Bangladesh received over $1.22 billion net Foreign Direct Investment (FDI) in the first seven months (July-January) of the current fiscal year.
The amount is 30.4 percent more than the net FDI received in the same period in 2014-15 financial year.
Finance Minister AMA Muhith has credited the ‘strong’ base of Bangladesh’s economy and the ‘stable’ political condition for the rise in FDI despite global recession.
“The rise in FDI means that an environment of investment has been created in the country. Bangladesh is getting attractive to the foreign investors,” he said.
The minister said the continuous GDP growth of over 6 percent has added gloss to Bangladesh’s image.

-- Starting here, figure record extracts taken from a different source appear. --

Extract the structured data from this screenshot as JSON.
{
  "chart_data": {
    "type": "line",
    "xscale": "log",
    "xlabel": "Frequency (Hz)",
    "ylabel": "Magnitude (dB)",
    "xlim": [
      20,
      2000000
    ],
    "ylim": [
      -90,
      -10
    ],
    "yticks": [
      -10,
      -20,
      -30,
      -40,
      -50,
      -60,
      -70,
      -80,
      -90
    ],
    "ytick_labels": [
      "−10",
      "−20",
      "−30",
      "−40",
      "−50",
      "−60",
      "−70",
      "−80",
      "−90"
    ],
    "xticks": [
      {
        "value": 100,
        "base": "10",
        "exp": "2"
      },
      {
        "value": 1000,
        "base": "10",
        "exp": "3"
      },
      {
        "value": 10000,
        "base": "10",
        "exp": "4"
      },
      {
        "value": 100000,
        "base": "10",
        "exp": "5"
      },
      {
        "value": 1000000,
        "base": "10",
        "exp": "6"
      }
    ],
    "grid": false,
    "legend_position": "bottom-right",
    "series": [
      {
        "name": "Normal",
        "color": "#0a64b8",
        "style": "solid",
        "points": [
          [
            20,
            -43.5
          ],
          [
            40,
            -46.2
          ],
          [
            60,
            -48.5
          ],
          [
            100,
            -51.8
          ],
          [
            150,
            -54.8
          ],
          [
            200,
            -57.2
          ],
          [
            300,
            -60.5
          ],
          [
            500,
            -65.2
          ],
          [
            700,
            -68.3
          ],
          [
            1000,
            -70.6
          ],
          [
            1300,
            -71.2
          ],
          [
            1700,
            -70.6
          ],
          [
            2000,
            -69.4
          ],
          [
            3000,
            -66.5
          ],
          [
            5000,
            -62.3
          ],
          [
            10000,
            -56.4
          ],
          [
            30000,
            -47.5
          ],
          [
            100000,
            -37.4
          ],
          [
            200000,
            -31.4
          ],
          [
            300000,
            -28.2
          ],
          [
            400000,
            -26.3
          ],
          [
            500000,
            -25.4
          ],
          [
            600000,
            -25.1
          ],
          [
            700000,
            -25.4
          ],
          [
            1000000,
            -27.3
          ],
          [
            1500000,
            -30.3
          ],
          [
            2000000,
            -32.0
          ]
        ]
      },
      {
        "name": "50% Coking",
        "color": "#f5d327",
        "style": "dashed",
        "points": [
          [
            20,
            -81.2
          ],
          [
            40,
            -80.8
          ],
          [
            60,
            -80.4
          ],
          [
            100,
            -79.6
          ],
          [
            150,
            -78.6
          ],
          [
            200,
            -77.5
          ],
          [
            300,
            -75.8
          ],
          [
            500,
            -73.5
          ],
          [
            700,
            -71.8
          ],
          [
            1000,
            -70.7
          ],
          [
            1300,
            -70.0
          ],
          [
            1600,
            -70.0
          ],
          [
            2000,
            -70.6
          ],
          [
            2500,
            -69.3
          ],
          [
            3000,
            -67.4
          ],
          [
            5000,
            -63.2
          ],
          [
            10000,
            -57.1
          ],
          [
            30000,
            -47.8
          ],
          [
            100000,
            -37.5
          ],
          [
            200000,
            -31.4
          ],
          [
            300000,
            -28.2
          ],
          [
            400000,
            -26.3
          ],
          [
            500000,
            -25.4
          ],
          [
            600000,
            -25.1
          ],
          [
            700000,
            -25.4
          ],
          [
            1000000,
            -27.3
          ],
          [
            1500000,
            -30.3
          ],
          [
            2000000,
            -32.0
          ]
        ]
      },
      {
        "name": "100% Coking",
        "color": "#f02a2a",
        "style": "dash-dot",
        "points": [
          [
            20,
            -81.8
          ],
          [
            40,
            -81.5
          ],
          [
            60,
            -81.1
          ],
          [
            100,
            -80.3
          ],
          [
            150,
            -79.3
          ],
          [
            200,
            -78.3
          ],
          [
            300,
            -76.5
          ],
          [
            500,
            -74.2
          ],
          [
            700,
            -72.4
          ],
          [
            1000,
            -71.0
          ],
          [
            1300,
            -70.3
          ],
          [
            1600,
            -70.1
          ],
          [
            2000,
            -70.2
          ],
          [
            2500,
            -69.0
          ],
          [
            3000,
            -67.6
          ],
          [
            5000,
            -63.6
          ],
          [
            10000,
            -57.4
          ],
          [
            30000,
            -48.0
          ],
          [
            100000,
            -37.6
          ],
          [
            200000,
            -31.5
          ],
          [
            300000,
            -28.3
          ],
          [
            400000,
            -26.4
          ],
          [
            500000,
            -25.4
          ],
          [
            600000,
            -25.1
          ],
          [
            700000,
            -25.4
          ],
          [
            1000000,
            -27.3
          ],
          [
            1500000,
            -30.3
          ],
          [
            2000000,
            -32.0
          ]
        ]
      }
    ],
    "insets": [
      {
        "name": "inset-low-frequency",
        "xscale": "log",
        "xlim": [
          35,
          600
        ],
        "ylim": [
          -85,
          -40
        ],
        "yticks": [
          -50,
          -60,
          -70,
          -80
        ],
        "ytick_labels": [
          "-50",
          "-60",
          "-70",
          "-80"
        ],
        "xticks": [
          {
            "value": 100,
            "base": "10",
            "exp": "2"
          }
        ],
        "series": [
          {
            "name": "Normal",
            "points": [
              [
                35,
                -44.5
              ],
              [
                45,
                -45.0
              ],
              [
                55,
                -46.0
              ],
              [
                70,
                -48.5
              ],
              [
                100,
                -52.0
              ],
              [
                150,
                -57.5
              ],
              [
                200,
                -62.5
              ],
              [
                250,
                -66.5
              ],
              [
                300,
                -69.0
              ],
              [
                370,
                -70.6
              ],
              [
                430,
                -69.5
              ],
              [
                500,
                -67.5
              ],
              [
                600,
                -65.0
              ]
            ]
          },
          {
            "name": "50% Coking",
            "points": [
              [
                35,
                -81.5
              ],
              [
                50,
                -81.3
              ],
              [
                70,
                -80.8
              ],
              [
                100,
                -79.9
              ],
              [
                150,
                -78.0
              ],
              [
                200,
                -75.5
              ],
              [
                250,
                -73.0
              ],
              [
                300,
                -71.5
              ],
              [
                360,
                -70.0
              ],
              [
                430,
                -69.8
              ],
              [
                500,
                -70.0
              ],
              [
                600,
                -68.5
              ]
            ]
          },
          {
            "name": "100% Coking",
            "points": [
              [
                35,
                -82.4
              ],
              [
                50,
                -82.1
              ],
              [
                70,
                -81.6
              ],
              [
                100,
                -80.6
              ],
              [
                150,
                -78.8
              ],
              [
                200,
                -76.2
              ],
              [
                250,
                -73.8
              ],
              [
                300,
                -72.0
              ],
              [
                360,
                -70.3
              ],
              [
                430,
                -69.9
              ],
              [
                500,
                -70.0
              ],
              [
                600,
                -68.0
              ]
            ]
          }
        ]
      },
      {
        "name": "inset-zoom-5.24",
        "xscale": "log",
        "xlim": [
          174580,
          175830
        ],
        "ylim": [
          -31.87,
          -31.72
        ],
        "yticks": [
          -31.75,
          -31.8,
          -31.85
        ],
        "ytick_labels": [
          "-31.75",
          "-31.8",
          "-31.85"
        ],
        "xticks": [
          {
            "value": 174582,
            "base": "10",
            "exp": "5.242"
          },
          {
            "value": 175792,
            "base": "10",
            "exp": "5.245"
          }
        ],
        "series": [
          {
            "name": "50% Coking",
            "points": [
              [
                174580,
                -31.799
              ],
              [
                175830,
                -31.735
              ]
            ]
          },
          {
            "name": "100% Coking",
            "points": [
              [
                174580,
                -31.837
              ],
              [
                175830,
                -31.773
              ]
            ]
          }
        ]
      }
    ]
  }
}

“It has positively affected the foreign investment,” Muhith said.
Analyst Zaid Bakht, however, is ‘not happy’ with domestic investment.
“Foreign investment in telecoms and energy sectors may have risen, but we should keep in mind that foreign investment will not increase if local investment does not grow,” he said.
According to Bangladesh Bank, the net FDI was $1.7 billion in 2014-15 fiscal year and a little over $1.43 billion in 2013-14.
The FDI in Bangladesh’s capital market, however, dropped sharply in July-January period to $8 million from last fiscal year’s $316 million.
Despite of global recession in FDI, FDI in Bangladesh from major countries has increased. In 2014 FDI of UK in Bangladesh was $186 million, which is $310 million in 2015, which marks increase of UK's investment in Bangladesh. Thereby, UK institutions can also think of increasing their investment in Bangladesh market on market development.